Estimating the value of potential actions is crucial for learning and adaptive behavior. We know little about how the human brain represents action-specific value outside of motor areas. This is, in part, due to a difficulty in detecting the neural correlates of value using conventional (region of interest) functional magnetic resonance imaging (fMRI) analyses, due to a potential distributed representation of value. We address this limitation by applying a recently developed multivariate decoding method to high-resolution fMRI data in subjects performing an instrumental learning task. We found evidence for action-specific value signals in circumscribed regions, specifically ventromedial prefrontal cortex, putamen, thalamus, and insula cortex. In contrast, action-independent value signals were more widely represented across a large set of brain areas. Using multivariate Bayesian model comparison, we formally tested whether value–specific responses are spatially distributed or coherent. We found strong evidence that both action-specific and action-independent value signals are represented in a distributed fashion. Our results suggest that a surprisingly large number of classical reward-related areas contain distributed representations of action-specific values, representations that are likely to mediate between reward and adaptive behavior.

Introduction

Adaptive decision-making requires an agent to link their evaluation of current and future states to the actions that might cause them. One needs to know that one wants to drink a cup of tea and which actions are needed to realize this goal. On standard accounts, linking the two involves assigning values to particular actions, which are then compared and used to guide choice (one opens the tea caddy rather than the coffee jar). In addition, tracking action-specific values is useful for rapid and appropriate updating during learning (Gershman et al., 2009), for example, in Q-learning (Watkins and Dayan, 1992). Thus, action-specific values assume great importance for understanding decision-making in humans and other animals.

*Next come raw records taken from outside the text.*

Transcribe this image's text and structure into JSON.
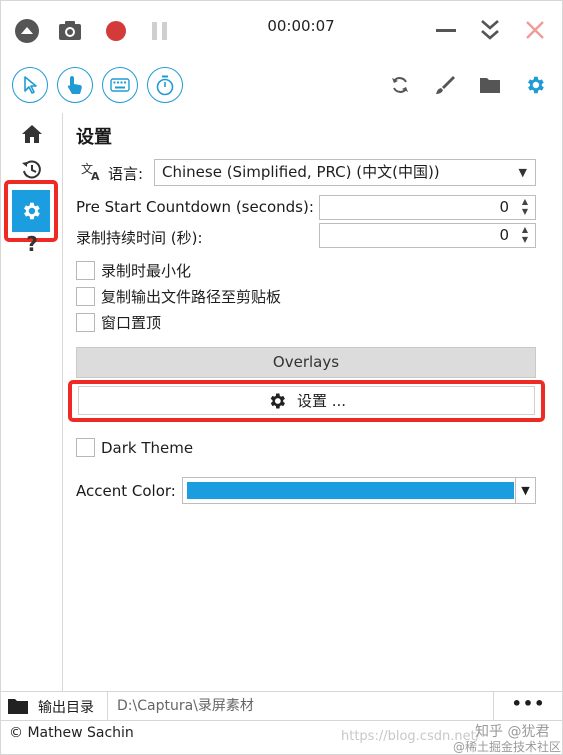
{
  "titlebar": {
    "timer": "00:00:07",
    "icons": [
      "collapse-icon",
      "screenshot-icon",
      "record-icon",
      "pause-icon",
      "minimize-icon",
      "expand-icon",
      "close-icon"
    ]
  },
  "toolbar": {
    "left_tools": [
      "cursor-icon",
      "click-icon",
      "keyboard-icon",
      "timer-icon"
    ],
    "right_tools": [
      "refresh-icon",
      "brush-icon",
      "folder-icon",
      "gear-icon"
    ],
    "accent": "#1f9bd6"
  },
  "sidebar": {
    "items": [
      "home-icon",
      "history-icon",
      "settings-icon",
      "help-icon"
    ],
    "help_glyph": "?",
    "active": "settings-icon",
    "active_color": "#1c9de0",
    "highlight_color": "#ee2a24"
  },
  "settings": {
    "title": "设置",
    "language_label": "语言:",
    "language_value": "Chinese (Simplified, PRC) (中文(中国))",
    "countdown_label": "Pre Start Countdown (seconds):",
    "countdown_value": "0",
    "duration_label": "录制持续时间 (秒):",
    "duration_value": "0",
    "checkboxes": [
      {
        "label": "录制时最小化",
        "checked": false
      },
      {
        "label": "复制输出文件路径至剪贴板",
        "checked": false
      },
      {
        "label": "窗口置顶",
        "checked": false
      }
    ],
    "overlays_label": "Overlays",
    "settings_button_label": "设置 ...",
    "dark_theme_label": "Dark Theme",
    "dark_theme_checked": false,
    "accent_label": "Accent Color:",
    "accent_color": "#1c9de0"
  },
  "bottom": {
    "output_label": "输出目录",
    "output_path": "D:\\Captura\\录屏素材",
    "more_label": "•••",
    "copyright": "© Mathew Sachin"
  },
  "watermark": {
    "blog": "https://blog.csdn.net/",
    "zhihu": "知乎 @犹君",
    "juejin": "@稀土掘金技术社区"
  }
}
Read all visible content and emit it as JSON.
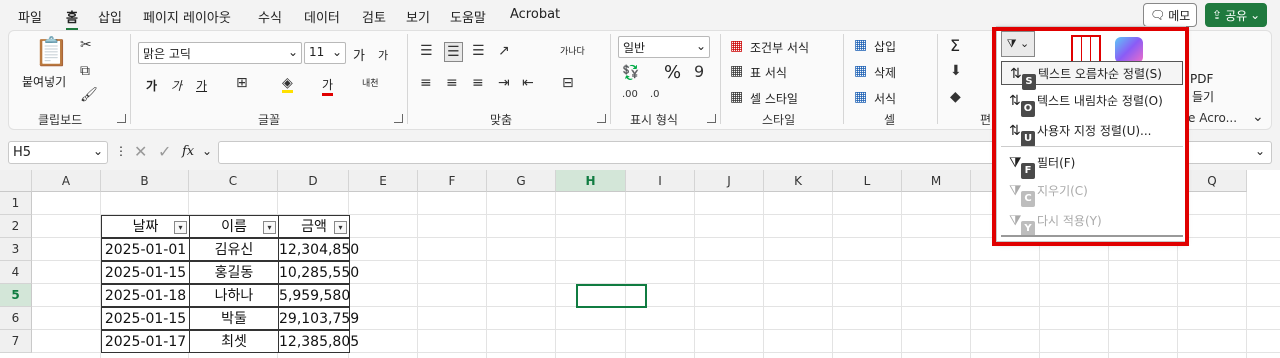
{
  "tabs": [
    "파일",
    "홈",
    "삽입",
    "페이지 레이아웃",
    "수식",
    "데이터",
    "검토",
    "보기",
    "도움말",
    "Acrobat"
  ],
  "top_buttons": {
    "memo": "메모",
    "share": "공유"
  },
  "ribbon": {
    "clipboard": {
      "paste": "붙여넣기",
      "group": "클립보드"
    },
    "font": {
      "name": "맑은 고딕",
      "size": "11",
      "group": "글꼴",
      "increase": "가",
      "decrease": "가",
      "bold": "가",
      "italic": "가",
      "underline": "가",
      "strike": "내천",
      "font_color_letter": "가"
    },
    "align": {
      "group": "맞춤",
      "wrap": "가나다"
    },
    "number": {
      "format": "일반",
      "group": "표시 형식",
      "percent": "%"
    },
    "styles": {
      "group": "스타일",
      "conditional": "조건부 서식",
      "table": "표 서식",
      "cell": "셀 스타일"
    },
    "cells": {
      "group": "셀",
      "insert": "삽입",
      "delete": "삭제",
      "format": "서식"
    },
    "edit": {
      "group": "편",
      "sum": "Σ"
    },
    "pdf": {
      "label": "PDF",
      "label2": "들기",
      "group": "e Acro..."
    }
  },
  "namebox": "H5",
  "fx": "fx",
  "columns": [
    "A",
    "B",
    "C",
    "D",
    "E",
    "F",
    "G",
    "H",
    "I",
    "J",
    "K",
    "L",
    "M",
    "N",
    "O",
    "P",
    "Q"
  ],
  "rows": [
    "1",
    "2",
    "3",
    "4",
    "5",
    "6",
    "7"
  ],
  "table": {
    "headers": [
      "날짜",
      "이름",
      "금액"
    ],
    "rows": [
      [
        "2025-01-01",
        "김유신",
        "12,304,850"
      ],
      [
        "2025-01-15",
        "홍길동",
        "10,285,550"
      ],
      [
        "2025-01-18",
        "나하나",
        "5,959,580"
      ],
      [
        "2025-01-15",
        "박둘",
        "29,103,759"
      ],
      [
        "2025-01-17",
        "최셋",
        "12,385,805"
      ]
    ]
  },
  "sort_menu": {
    "items": [
      {
        "label": "텍스트 오름차순 정렬(S)",
        "key": "S",
        "icon": "sort-ascending-icon",
        "enabled": true
      },
      {
        "label": "텍스트 내림차순 정렬(O)",
        "key": "O",
        "icon": "sort-descending-icon",
        "enabled": true
      },
      {
        "label": "사용자 지정 정렬(U)...",
        "key": "U",
        "icon": "custom-sort-icon",
        "enabled": true
      },
      {
        "label": "필터(F)",
        "key": "F",
        "icon": "filter-icon",
        "enabled": true
      },
      {
        "label": "지우기(C)",
        "key": "C",
        "icon": "clear-filter-icon",
        "enabled": false
      },
      {
        "label": "다시 적용(Y)",
        "key": "Y",
        "icon": "reapply-filter-icon",
        "enabled": false
      }
    ]
  },
  "colors": {
    "accent": "#107c41",
    "highlight_box": "#e00000",
    "share_bg": "#1f7a3e"
  }
}
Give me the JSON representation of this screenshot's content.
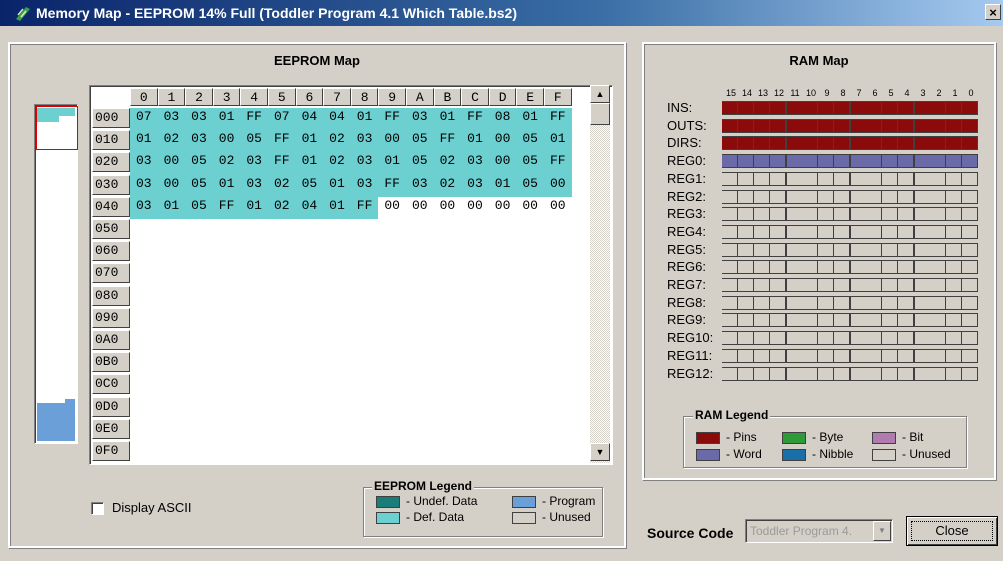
{
  "window": {
    "title": "Memory Map - EEPROM 14% Full (Toddler Program 4.1 Which Table.bs2)",
    "close_glyph": "×"
  },
  "eeprom": {
    "title": "EEPROM Map",
    "columns": [
      "0",
      "1",
      "2",
      "3",
      "4",
      "5",
      "6",
      "7",
      "8",
      "9",
      "A",
      "B",
      "C",
      "D",
      "E",
      "F"
    ],
    "rows": [
      {
        "addr": "000",
        "bytes": [
          "07",
          "03",
          "03",
          "01",
          "FF",
          "07",
          "04",
          "04",
          "01",
          "FF",
          "03",
          "01",
          "FF",
          "08",
          "01",
          "FF"
        ]
      },
      {
        "addr": "010",
        "bytes": [
          "01",
          "02",
          "03",
          "00",
          "05",
          "FF",
          "01",
          "02",
          "03",
          "00",
          "05",
          "FF",
          "01",
          "00",
          "05",
          "01"
        ]
      },
      {
        "addr": "020",
        "bytes": [
          "03",
          "00",
          "05",
          "02",
          "03",
          "FF",
          "01",
          "02",
          "03",
          "01",
          "05",
          "02",
          "03",
          "00",
          "05",
          "FF"
        ]
      },
      {
        "addr": "030",
        "bytes": [
          "03",
          "00",
          "05",
          "01",
          "03",
          "02",
          "05",
          "01",
          "03",
          "FF",
          "03",
          "02",
          "03",
          "01",
          "05",
          "00"
        ]
      },
      {
        "addr": "040",
        "bytes": [
          "03",
          "01",
          "05",
          "FF",
          "01",
          "02",
          "04",
          "01",
          "FF",
          "00",
          "00",
          "00",
          "00",
          "00",
          "00",
          "00"
        ]
      },
      {
        "addr": "050",
        "bytes": []
      },
      {
        "addr": "060",
        "bytes": []
      },
      {
        "addr": "070",
        "bytes": []
      },
      {
        "addr": "080",
        "bytes": []
      },
      {
        "addr": "090",
        "bytes": []
      },
      {
        "addr": "0A0",
        "bytes": []
      },
      {
        "addr": "0B0",
        "bytes": []
      },
      {
        "addr": "0C0",
        "bytes": []
      },
      {
        "addr": "0D0",
        "bytes": []
      },
      {
        "addr": "0E0",
        "bytes": []
      },
      {
        "addr": "0F0",
        "bytes": []
      }
    ],
    "defined_count": 73,
    "display_ascii_label": "Display ASCII",
    "display_ascii_checked": false,
    "legend": {
      "title": "EEPROM Legend",
      "items": [
        {
          "label": "- Undef. Data",
          "color": "#1a7d7a"
        },
        {
          "label": "- Def. Data",
          "color": "#6ccfd0"
        },
        {
          "label": "- Program",
          "color": "#6a9fd8"
        },
        {
          "label": "- Unused",
          "color": "#d4d0c8"
        }
      ]
    }
  },
  "ram": {
    "title": "RAM Map",
    "bit_numbers": [
      "15",
      "14",
      "13",
      "12",
      "11",
      "10",
      "9",
      "8",
      "7",
      "6",
      "5",
      "4",
      "3",
      "2",
      "1",
      "0"
    ],
    "registers": [
      {
        "name": "INS:",
        "type": "pins"
      },
      {
        "name": "OUTS:",
        "type": "pins"
      },
      {
        "name": "DIRS:",
        "type": "pins"
      },
      {
        "name": "REG0:",
        "type": "word"
      },
      {
        "name": "REG1:",
        "type": "unused"
      },
      {
        "name": "REG2:",
        "type": "unused"
      },
      {
        "name": "REG3:",
        "type": "unused"
      },
      {
        "name": "REG4:",
        "type": "unused"
      },
      {
        "name": "REG5:",
        "type": "unused"
      },
      {
        "name": "REG6:",
        "type": "unused"
      },
      {
        "name": "REG7:",
        "type": "unused"
      },
      {
        "name": "REG8:",
        "type": "unused"
      },
      {
        "name": "REG9:",
        "type": "unused"
      },
      {
        "name": "REG10:",
        "type": "unused"
      },
      {
        "name": "REG11:",
        "type": "unused"
      },
      {
        "name": "REG12:",
        "type": "unused"
      }
    ],
    "colors": {
      "pins": "#8b0a0a",
      "word": "#6a6aa8",
      "byte": "#2e9a3a",
      "nibble": "#1a6fa8",
      "bit": "#b07cb0",
      "unused": "#d4d0c8"
    },
    "legend": {
      "title": "RAM Legend",
      "items": [
        {
          "label": "- Pins",
          "color": "#8b0a0a"
        },
        {
          "label": "- Byte",
          "color": "#2e9a3a"
        },
        {
          "label": "- Bit",
          "color": "#b07cb0"
        },
        {
          "label": "- Word",
          "color": "#6a6aa8"
        },
        {
          "label": "- Nibble",
          "color": "#1a6fa8"
        },
        {
          "label": "- Unused",
          "color": "#d4d0c8"
        }
      ]
    }
  },
  "footer": {
    "source_code_label": "Source Code",
    "source_code_value": "Toddler Program 4.",
    "close_label": "Close"
  }
}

Despite the importance of such information, few studies have directly considered how it is encoded. Primate studies demonstrate the existence of action-specific value signals in the striatum (Samejima et al., 2005; Pasquereau et al., 2007; Lau and Glimcher, 2008; Hori et al., 2009; Seo et al., 2012) and parietal cortex (Platt and Glimcher, 1999; Sugrue et al., 2004) but not, to our knowledge, elsewhere. In humans, there is evidence of such representations in motor areas (Wunderlich et al., 2009), but not those most often associated with valuation, such as the striatum. One explanation for this is that the conventional univariate fMRI analysis methods used in most studies are insensitive to signals with subject-specific profiles.

Multivariate analysis, by contrast, is sensitive to signals from distributed neuronal populations with subject-specific profiles, and does not require focal, spatially coherent activations (Norman et al., 2006). Importantly, here we applied multivariate Bayes (MVB) (Friston et al., 2008), a decoding technique that allowed us to test for representations of parametric variables. Additionally, MVB allows the comparison of different spatial-encoding models, enabling us to test whether or not value signals show local spatial coherence. For example, one can ask whether adjacent voxels encode value-related signals in a similar manner, or whether there is a distributed pattern of encoding best modeled by considering voxels in isolation (Fig. 1) (Friston et al., 2008).

Figure 1.

A, Instrumental learning task. Subjects were presented with an arbitrary stimulus and had 2500 ms to make one of two responses via a button box in either hand. Each stimulus–action pairing was associated with a certain probability of reward (10 pence) versus no reward. Outcomes were signaled with two different sounds, which were presented for 1000 ms, followed by a variable intertrial interval (1000–3000 ms, uniform distribution). B, Proportion of trials on which subjects chose the objectively higher-valued action, pooled over all subjects, sessions, and cues. Subjects chose the objectively better action on an increasing proportion of trials—showing that they were able to learn the task contingencies. Error bars indicate bootstrapped 95% confidence intervals. C, Schematic of distributed and coherent coding schemes on a two-dimensional surface. Under a distributed encoding scheme (left), nearby voxels do not show similar responses, in contrast to a scheme with local coherence (right), where clumping of responses is observed. Red/orange, positive response to arbitrary parameter; blue, negative response; green, no response.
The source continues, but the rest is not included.